Bart Melek, responsable mondial de la stratégie matières premières chez TD Securities, a déclaré : « En raison de l'incertitude sur la prochaine phase du conflit iranien, les opérateurs ont réduit leurs positions nettes sur le pétrole brut la semaine dernière. Nous prévoyons toujours une hausse des prix du pétrole, car rien n'indique que le passage normal par le détroit d'Ormuz reprendra à court terme. »
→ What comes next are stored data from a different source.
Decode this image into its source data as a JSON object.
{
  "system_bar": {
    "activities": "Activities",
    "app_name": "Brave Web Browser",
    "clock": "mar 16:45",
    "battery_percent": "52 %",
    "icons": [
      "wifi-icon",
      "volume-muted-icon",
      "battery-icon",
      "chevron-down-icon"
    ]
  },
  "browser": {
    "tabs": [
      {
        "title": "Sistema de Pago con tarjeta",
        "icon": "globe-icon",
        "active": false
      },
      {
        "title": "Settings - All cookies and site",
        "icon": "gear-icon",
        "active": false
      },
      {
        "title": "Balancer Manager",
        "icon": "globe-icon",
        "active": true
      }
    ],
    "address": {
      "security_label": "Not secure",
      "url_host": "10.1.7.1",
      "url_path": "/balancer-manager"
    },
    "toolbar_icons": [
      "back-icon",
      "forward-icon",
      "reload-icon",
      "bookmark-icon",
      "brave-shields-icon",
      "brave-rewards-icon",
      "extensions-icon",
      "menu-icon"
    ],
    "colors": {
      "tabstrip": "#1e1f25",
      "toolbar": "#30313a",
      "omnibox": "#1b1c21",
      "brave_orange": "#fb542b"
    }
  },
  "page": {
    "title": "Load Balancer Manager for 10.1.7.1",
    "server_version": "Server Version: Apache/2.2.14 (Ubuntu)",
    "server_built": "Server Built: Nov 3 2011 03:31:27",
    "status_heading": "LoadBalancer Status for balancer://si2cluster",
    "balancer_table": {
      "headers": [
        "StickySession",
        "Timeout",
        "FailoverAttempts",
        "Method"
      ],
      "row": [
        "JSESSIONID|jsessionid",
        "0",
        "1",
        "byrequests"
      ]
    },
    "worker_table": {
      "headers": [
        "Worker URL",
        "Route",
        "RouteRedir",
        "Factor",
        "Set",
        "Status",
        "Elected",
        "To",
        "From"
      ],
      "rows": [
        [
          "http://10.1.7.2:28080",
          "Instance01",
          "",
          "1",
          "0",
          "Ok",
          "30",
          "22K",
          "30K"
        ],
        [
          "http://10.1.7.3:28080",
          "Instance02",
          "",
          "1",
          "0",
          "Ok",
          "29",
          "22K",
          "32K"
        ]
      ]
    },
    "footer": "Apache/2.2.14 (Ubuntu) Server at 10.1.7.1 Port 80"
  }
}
Selon des sources proches du dossier citées par Bloomberg, la compagnie pétrolière nationale d'Abou Dhabi a remis en service à pleine capacité la raffinerie de Ruwais, endommagée pendant la guerre. L'installation fonctionne de manière stable depuis environ un mois, ce qui a entraîné une augmentation des exportations de diesel et de carburant d'aviation. Toutefois, les pays producteurs de pétrole du Golfe, dont les Émirats arabes unis, l'Arabie saoudite et le Koweït, continuent d'éviter les risques en désactivant les transpondeurs de leurs navires pour maintenir une partie de leurs exportations de brut, mais la situation sécuritaire dans le détroit reste grave : l'organisation britannique des opérations commerciales maritimes (UKMTO) a signalé qu'un pétrolier sortant du détroit d'Ormuz a été touché à trois reprises par des projectiles.

 

MediaTek bondit, les Bourses d'Asie-Pacifique évoluent en ordre dispersé

Les Bourses d'Asie-Pacifique ont connu des performances contrastées. L'indice MSCI Asie-Pacifique a légèrement progressé de 0,3 %, Taïwan menant la hausse.
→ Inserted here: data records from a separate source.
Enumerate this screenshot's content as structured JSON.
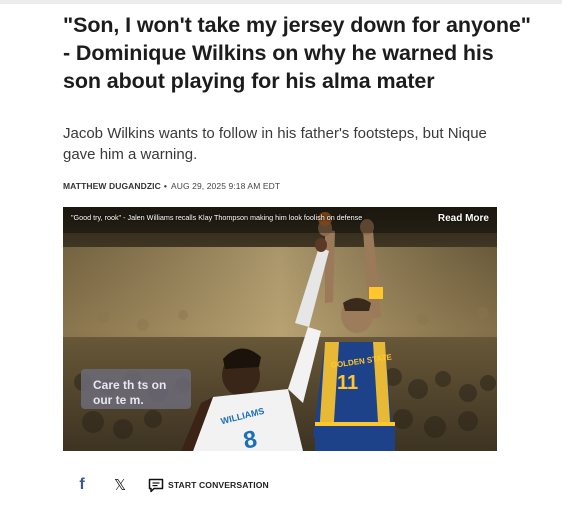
{
  "article": {
    "headline": "\"Son, I won't take my jersey down for anyone\" - Dominique Wilkins on why he warned his son about playing for his alma mater",
    "subheadline": "Jacob Wilkins wants to follow in his father's footsteps, but Nique gave him a warning.",
    "author": "MATTHEW DUGANDZIC",
    "date": "AUG 29, 2025 9:18 AM EDT"
  },
  "media": {
    "video_title": "\"Good try, rook\" - Jalen Williams recalls Klay Thompson making him look foolish on defense",
    "read_more_label": "Read More",
    "player_left_name": "WILLIAMS",
    "player_left_number": "8",
    "player_right_team": "GOLDEN STATE",
    "player_right_number": "11",
    "banner_text": "Care that's on our team."
  },
  "share": {
    "facebook_icon": "facebook-icon",
    "x_icon": "x-icon",
    "conversation_icon": "comment-icon",
    "conversation_label": "START CONVERSATION"
  },
  "colors": {
    "gsw_blue": "#1d428a",
    "gsw_gold": "#ffc72c",
    "facebook_blue": "#3b5998"
  }
}
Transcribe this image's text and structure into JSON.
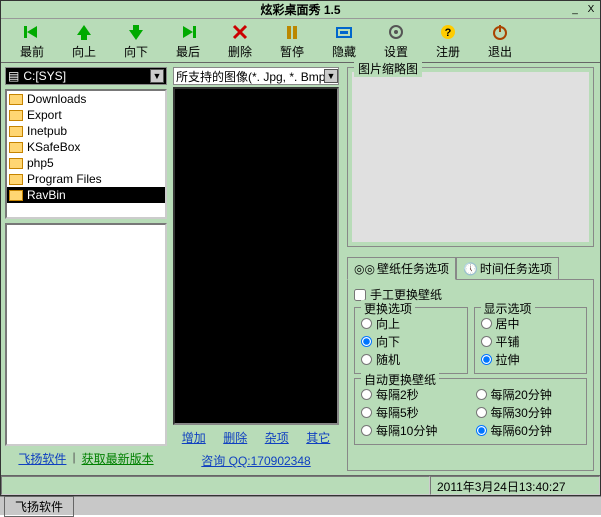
{
  "title": "炫彩桌面秀 1.5",
  "toolbar": {
    "front": "最前",
    "up": "向上",
    "down": "向下",
    "last": "最后",
    "delete": "删除",
    "pause": "暂停",
    "hide": "隐藏",
    "settings": "设置",
    "register": "注册",
    "exit": "退出"
  },
  "drive": "C:[SYS]",
  "folders": [
    "Downloads",
    "Export",
    "Inetpub",
    "KSafeBox",
    "php5",
    "Program Files",
    "RavBin"
  ],
  "left_links": {
    "software": "飞扬软件",
    "latest": "获取最新版本"
  },
  "filter": "所支持的图像(*. Jpg, *. Bmp",
  "mid_btns": {
    "add": "增加",
    "del": "删除",
    "misc": "杂项",
    "other": "其它"
  },
  "qq": "咨询 QQ:170902348",
  "thumb_title": "图片缩略图",
  "tabs": {
    "wallpaper": "壁纸任务选项",
    "time": "时间任务选项"
  },
  "manual": "手工更换壁纸",
  "switch_opts": {
    "title": "更换选项",
    "up": "向上",
    "down": "向下",
    "random": "随机"
  },
  "display_opts": {
    "title": "显示选项",
    "center": "居中",
    "tile": "平铺",
    "stretch": "拉伸"
  },
  "auto": {
    "title": "自动更换壁纸",
    "i2s": "每隔2秒",
    "i5s": "每隔5秒",
    "i10m": "每隔10分钟",
    "i20m": "每隔20分钟",
    "i30m": "每隔30分钟",
    "i60m": "每隔60分钟"
  },
  "status_time": "2011年3月24日13:40:27",
  "taskbar": "飞扬软件"
}
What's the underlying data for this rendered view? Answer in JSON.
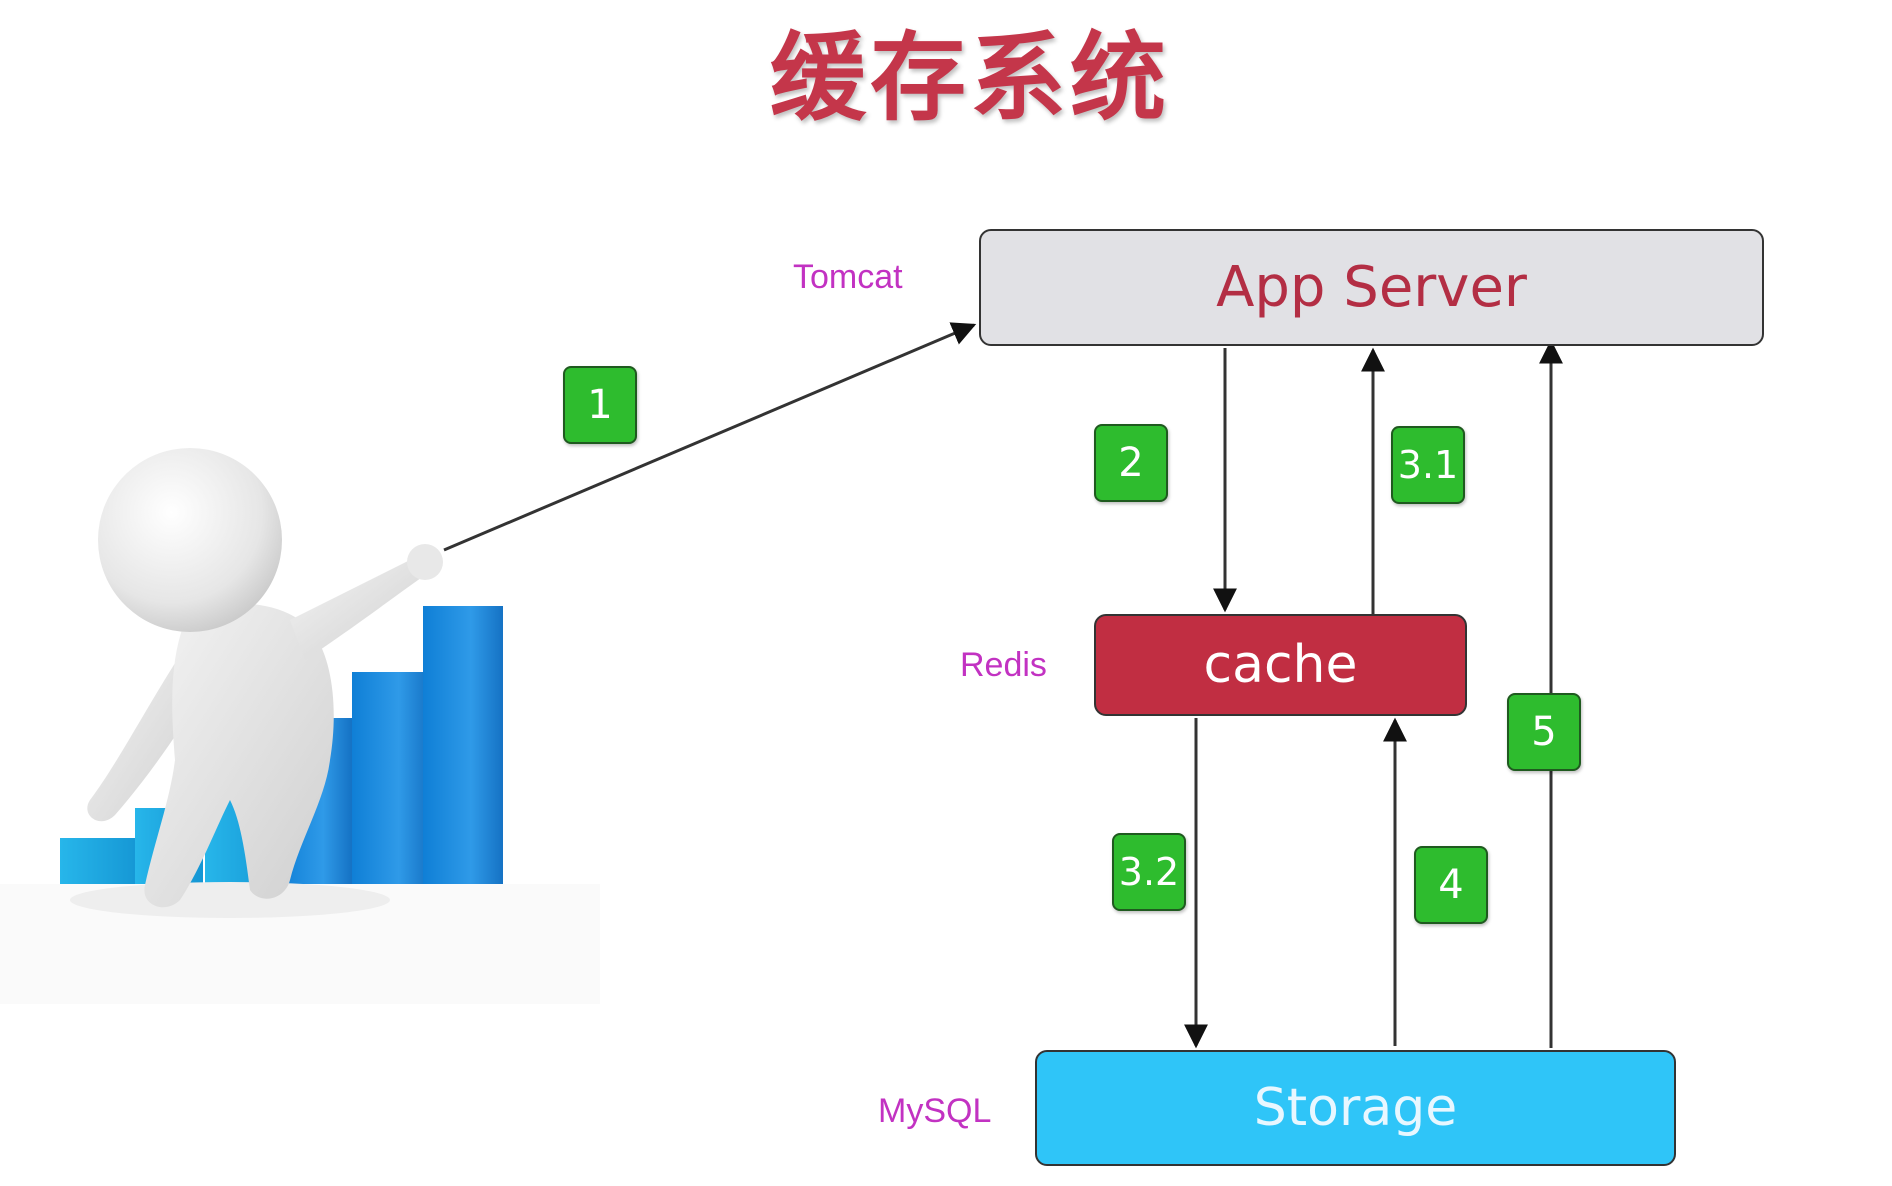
{
  "title": "缓存系统",
  "nodes": {
    "app_server": "App Server",
    "cache": "cache",
    "storage": "Storage"
  },
  "labels": {
    "tomcat": "Tomcat",
    "redis": "Redis",
    "mysql": "MySQL"
  },
  "steps": {
    "s1": "1",
    "s2": "2",
    "s3_1": "3.1",
    "s3_2": "3.2",
    "s4": "4",
    "s5": "5"
  },
  "colors": {
    "title": "#c4364a",
    "app_server_fill": "#e1e1e5",
    "cache_fill": "#c12e42",
    "storage_fill": "#2fc5f8",
    "step_fill": "#2ebc2e",
    "side_label": "#c232c2"
  }
}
Wall Street News a rapporté que MediaTek a annoncé lundi avoir finalisé l'émission d'obligations convertibles libellées en dollars d'un montant total de 3,9 milliards de dollars, dont Nvidia a souscrit 3,5 milliards de dollars, Alphabet et d'autres investisseurs y ayant également participé, sans que les montants précis ne soient divulgués.
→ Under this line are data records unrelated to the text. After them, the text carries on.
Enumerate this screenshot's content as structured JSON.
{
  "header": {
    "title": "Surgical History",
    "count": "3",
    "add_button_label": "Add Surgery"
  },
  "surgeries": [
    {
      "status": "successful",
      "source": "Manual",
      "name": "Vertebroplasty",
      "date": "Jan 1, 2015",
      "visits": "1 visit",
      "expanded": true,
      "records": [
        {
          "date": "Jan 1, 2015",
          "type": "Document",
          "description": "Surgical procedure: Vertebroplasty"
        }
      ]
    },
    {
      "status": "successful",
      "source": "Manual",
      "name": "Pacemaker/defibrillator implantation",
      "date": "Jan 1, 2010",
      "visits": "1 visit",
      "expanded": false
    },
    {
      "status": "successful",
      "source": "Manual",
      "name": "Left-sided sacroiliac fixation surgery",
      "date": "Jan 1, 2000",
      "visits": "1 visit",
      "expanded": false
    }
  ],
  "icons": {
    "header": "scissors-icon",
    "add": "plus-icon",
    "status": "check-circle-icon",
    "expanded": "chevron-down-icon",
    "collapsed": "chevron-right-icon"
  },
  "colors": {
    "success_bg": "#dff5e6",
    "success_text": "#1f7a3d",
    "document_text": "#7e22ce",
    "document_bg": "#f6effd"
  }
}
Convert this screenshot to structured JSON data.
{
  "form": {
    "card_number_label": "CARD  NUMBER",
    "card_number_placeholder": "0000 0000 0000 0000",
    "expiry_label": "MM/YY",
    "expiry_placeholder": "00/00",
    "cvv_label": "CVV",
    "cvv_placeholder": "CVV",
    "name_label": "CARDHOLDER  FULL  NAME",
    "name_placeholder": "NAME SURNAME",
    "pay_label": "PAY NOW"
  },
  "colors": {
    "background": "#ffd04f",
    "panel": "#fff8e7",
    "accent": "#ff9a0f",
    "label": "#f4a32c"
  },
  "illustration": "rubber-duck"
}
Cet investissement de Nvidia est le plus important investissement direct jamais réalisé par l'entreprise en dehors des États-Unis, et le marché l'interprète largement comme une reconnaissance stratégique de la transition de MediaTek vers les semi-conducteurs d'IA. Francis Tan, stratège en chef chez Amundi Wealth Management à Singapour, a déclaré : « Cet investissement constitue un soutien stratégique majeur pour MediaTek, renforçant encore sa transformation d'une entreprise principalement connue pour ses puces pour smartphones vers une entreprise de semi-conducteurs d'IA plus large. » Rick Tsai, PDG de MediaTek, a indiqué qu'après l'entrée de Nvidia au capital, l'activité de puces d'IA de l'entreprise devrait connaître une croissance accélérée.

MediaTek avait déjà fixé un objectif de revenus de 2 milliards de dollars pour son activité de puces d'IA personnalisées cette année, et prévoit de viser une part de 15 % d'un marché de 80 milliards de dollars d'ici 2027. Plus tôt cette année, MediaTek a conclu un partenariat avec Google, filiale d'Alphabet, et certains analystes spéculent que SpaceX pourrait devenir son prochain client dans le domaine de l'IA.

L'indice Topix japonais a progressé de 0,5 %. Le Nikkei 225 a reculé de 0,4 %.